Imagine-se, então, um paciente soropositivo que em 1988 apelasse ao judiciário, pedindo que o estado garantisse sua saúde, com base no citado dispositivo constitucional. Tal pretensão, ainda que justificável, não poderia ser atendida pelo magistrado, já que o pedido era materialmente impossível em razão da inexistência de tratamento adequado à época. Contudo, em torno de dez anos depois os medicamentos se tornaram mais precisos e já era possível um tratamento crônico que mantivesse a doença sob controle.
Mais ainda: hoje, decorridos 23 anos após a promulgação da Constituição, os coquetéis anti-HIV não apenas existem, mas seus custos se tornaram muito mais baixos – em grande parte em razão da vontade política que, inclusive, ameaçou quebrar as patentes de medicamentos – tornando economicamente viável seu fornecimento universal pelo estado. Como consequência, o programa federal de provisão desse tipo de medicamento se tornou referência mundial e o mandamento constitucional foi, neste caso, satisfatoriamente atendido.
Esse exemplo mostra a importância de se perceber o quanto é importante a compreensão de que a Carta de 1988 impõe um projeto de país que ainda não foi concretizado, mas que em razão de sua força vinculante, faz dela a grande locomotiva das políticas públicas e das decisões judiciais, ditando os rumos, por assim dizer, da ação governamental nos três poderes da república, sendo daí seu caráter dirigente. Daí a inevitável pergunta: quem tem medo do presente e do futuro da Constituição?
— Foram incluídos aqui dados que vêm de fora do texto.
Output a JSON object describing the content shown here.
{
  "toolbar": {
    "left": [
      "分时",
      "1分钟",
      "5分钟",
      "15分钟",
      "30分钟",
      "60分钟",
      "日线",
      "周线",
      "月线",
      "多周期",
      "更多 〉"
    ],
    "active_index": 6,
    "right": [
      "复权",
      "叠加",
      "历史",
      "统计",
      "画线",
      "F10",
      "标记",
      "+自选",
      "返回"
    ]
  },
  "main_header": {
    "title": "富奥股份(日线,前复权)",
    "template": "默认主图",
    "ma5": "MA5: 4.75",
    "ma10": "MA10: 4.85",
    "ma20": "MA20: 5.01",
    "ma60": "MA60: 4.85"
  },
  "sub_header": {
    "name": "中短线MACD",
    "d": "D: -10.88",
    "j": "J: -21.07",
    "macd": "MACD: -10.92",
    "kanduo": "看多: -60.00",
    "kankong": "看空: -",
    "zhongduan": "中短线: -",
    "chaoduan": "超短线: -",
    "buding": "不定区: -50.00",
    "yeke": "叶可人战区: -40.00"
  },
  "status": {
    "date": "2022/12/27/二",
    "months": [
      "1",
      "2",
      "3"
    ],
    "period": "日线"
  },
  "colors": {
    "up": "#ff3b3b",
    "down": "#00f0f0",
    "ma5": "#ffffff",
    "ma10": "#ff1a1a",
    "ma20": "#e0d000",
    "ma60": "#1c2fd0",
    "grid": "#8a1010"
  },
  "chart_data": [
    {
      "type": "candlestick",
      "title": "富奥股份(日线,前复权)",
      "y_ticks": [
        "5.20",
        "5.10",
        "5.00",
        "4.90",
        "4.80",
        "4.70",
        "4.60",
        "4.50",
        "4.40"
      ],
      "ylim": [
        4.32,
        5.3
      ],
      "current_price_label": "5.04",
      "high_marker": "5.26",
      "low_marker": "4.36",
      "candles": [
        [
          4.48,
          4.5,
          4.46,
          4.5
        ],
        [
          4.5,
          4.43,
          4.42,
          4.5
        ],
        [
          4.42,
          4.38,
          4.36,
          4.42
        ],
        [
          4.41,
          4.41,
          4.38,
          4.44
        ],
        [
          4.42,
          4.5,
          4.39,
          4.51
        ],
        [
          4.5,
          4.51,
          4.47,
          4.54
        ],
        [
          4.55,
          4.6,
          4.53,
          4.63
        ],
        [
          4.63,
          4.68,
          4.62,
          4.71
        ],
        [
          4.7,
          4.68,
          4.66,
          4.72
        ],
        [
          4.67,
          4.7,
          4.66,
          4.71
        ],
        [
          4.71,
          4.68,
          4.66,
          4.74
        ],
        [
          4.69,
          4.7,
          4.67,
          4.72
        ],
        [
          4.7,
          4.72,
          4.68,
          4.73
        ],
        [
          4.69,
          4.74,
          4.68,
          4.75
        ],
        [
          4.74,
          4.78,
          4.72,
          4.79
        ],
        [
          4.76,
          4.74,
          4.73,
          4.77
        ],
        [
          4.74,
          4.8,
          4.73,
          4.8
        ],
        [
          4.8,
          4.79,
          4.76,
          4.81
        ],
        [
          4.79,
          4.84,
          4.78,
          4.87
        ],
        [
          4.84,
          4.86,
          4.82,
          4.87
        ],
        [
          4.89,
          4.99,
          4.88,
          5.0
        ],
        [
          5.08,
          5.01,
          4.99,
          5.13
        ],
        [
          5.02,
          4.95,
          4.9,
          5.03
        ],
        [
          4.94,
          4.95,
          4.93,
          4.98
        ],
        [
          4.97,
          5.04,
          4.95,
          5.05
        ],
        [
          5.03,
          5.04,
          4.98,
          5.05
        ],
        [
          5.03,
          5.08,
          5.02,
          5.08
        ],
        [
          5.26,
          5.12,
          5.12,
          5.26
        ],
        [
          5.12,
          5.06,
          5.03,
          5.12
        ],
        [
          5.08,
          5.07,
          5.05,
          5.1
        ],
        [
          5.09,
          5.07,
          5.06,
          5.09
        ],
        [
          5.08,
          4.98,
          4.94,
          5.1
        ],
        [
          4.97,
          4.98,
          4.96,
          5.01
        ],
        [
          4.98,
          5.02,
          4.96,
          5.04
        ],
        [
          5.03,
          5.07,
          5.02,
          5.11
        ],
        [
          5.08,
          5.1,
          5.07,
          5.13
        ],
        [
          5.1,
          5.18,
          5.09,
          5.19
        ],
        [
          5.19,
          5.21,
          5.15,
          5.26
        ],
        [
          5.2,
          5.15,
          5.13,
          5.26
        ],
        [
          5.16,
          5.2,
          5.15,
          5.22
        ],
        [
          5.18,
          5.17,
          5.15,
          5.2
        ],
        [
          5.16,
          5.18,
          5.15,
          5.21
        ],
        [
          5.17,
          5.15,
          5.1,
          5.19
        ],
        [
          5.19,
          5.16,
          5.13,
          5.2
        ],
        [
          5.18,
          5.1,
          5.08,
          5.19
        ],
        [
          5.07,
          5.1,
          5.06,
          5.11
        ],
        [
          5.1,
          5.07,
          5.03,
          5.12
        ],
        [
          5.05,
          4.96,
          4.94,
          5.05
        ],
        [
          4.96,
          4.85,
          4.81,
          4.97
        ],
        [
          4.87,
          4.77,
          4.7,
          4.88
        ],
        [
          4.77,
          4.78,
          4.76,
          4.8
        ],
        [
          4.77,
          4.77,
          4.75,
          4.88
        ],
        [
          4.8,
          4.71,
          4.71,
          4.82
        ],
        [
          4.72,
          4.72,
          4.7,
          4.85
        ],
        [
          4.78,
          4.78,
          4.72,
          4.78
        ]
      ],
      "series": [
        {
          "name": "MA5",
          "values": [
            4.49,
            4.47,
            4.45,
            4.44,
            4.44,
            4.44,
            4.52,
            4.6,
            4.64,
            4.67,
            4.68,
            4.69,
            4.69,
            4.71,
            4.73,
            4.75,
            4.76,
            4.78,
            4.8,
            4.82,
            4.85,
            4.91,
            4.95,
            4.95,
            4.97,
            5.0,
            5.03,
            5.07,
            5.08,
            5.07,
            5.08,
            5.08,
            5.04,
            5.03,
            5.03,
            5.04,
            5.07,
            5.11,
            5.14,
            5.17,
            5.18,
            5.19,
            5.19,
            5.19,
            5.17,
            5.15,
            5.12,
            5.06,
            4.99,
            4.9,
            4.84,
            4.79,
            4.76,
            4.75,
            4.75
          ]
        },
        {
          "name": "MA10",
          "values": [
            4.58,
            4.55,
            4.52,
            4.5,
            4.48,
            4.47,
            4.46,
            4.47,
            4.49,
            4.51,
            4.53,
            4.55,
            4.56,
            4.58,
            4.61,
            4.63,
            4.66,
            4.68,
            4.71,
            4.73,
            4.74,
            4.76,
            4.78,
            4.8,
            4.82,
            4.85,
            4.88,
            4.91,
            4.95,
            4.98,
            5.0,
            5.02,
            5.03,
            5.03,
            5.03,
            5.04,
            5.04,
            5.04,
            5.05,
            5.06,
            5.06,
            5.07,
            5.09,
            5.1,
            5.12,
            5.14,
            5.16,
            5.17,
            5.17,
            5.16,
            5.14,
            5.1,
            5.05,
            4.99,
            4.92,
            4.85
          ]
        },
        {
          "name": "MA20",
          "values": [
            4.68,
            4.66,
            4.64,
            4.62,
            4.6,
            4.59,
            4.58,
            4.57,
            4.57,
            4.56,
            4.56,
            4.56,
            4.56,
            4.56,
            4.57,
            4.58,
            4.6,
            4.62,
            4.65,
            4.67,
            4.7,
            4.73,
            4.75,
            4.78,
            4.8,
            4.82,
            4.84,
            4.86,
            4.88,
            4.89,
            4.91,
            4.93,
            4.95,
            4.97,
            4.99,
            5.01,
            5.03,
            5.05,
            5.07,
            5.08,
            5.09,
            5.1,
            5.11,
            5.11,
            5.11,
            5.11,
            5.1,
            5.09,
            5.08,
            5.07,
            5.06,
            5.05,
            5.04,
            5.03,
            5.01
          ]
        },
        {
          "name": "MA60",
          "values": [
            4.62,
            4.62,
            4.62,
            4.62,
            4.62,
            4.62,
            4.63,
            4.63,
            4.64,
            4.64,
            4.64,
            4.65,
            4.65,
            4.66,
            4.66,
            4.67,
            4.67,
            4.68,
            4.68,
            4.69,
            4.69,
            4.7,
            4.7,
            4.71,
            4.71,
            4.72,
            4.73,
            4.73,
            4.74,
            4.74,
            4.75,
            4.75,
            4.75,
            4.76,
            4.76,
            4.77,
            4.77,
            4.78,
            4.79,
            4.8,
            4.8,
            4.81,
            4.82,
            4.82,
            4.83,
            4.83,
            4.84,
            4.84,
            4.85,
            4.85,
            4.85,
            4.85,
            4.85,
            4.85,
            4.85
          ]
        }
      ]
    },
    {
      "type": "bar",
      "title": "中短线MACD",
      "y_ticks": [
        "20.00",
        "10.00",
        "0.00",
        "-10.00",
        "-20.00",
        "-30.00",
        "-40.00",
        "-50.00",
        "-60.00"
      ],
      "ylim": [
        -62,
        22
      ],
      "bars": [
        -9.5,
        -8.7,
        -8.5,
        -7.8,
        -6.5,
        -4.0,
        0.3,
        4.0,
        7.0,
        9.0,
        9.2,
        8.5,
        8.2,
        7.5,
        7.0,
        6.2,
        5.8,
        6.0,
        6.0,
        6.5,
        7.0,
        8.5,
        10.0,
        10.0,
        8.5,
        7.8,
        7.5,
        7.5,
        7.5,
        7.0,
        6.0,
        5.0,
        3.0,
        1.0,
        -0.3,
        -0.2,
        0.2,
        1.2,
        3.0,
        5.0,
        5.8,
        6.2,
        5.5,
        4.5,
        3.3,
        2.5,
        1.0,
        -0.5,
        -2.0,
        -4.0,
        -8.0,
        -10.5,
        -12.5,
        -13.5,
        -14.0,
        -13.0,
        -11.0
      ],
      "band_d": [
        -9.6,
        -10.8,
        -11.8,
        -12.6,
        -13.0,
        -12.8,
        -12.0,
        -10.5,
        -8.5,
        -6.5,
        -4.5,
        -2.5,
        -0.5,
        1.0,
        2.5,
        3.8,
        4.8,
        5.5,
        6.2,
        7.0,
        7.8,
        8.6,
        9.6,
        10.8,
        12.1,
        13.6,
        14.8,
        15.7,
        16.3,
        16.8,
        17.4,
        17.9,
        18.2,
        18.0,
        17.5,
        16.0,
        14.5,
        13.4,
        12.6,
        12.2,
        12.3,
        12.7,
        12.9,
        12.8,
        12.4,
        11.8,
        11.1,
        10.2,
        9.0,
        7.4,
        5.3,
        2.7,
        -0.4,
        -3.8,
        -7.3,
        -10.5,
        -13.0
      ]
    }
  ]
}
Desta feita, ao postular que a Constituição de 1988 se tornou um marco no processo civilizatório brasileiro ao guiar o país no rumo da plena cidadania, propõe-se que essa grande obra do legislador constituinte ainda tem muito fôlego para compelir os poderes a agirem em prol da efetivação dos direitos nela previstos, mesmo que de maneira progressiva, pois o caminho ainda é longo (apenas no âmbito legislativo, são necessárias algo como 35 leis para regulamentá-la) e a carência na satisfação dos direitos impressiona. Do mesmo modo, desacreditá-la a essa altura do campeonato, com o jogo em andamento e o time no ataque, só pode ser manifestação de grande oportunismo político, típico de gente sem causa nem ideologia, ou mesmo comprometida com as mais mesquinhas razões de mercado.